El chaval movió la pistola como un negro del Bronx y parecía confuso. Miraba a sus amigos pidiendo ayuda para saber qué hacer. Comprendí que, quizás, era el único que nunca había disparado. En sus ojos creía adivinar que esperaba no tener que hacerlo nunca, todo era una pose para parecer un tipo duro. Los demás siguieron debatiendo unos minutos más, cuando hubieron terminado el de la cicatriz le hizo bajar el arma al chaval antes de venir a ponerme de nuevo la mano en el hombro.

— Mira, chaval, tienes huevos, lo reconozco. Pero no pueo venderte el arma. No vendo a gente de bien, me traería muchos problema. Lo entiendes,¿no? ¿Y si la poli encuentra la pistola y siguen el rastro hasta mí? Tengo que potegerme.

— Pues lo hago aquí y te quedas le pistola — le dije mientras sacaba mi cartera y le enseñaba los quinientos euros en billetes pequeños que hacían que casi reventaran las costuras — en cierta manera, es dinero gratis, como un regalo. Te quedas el dinero y luego recuperas la pistola, yo sólo necesito una bala. ¿Qué te parecen quinientos euros por una bala?

El hombre se llevó la mano a la nariz y se la acarició sopesando la situación.

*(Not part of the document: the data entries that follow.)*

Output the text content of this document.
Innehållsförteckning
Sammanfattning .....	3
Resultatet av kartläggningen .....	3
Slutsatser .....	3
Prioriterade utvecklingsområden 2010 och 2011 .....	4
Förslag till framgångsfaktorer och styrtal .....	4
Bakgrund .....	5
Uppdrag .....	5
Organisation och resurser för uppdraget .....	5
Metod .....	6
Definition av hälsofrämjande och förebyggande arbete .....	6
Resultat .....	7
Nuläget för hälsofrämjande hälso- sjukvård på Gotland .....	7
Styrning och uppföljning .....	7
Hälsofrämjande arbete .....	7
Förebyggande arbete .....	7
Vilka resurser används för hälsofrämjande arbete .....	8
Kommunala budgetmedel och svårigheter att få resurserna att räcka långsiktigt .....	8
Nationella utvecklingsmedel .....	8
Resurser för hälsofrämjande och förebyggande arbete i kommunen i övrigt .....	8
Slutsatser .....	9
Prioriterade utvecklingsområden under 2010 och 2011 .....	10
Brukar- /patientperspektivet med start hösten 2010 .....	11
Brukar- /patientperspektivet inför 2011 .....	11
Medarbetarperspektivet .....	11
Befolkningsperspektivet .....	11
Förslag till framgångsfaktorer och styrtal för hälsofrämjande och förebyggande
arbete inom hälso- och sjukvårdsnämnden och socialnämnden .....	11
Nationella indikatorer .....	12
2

Quién me iba a decir a mí que iba a encontrar moral en el barrio más peligroso de la ciudad, donde las ambulancias, si entran, nunca llegan a tiempo para curar los balazos, o las puñaladas, de los que aquí viven. El hombre me miraba como quien se encuentra con un ovni por primera vez, sin saber si está soñando o no, sin ser capaz de entender qué está viviendo. Con lo fácil que sería que se cabreara y me pegara un tiro.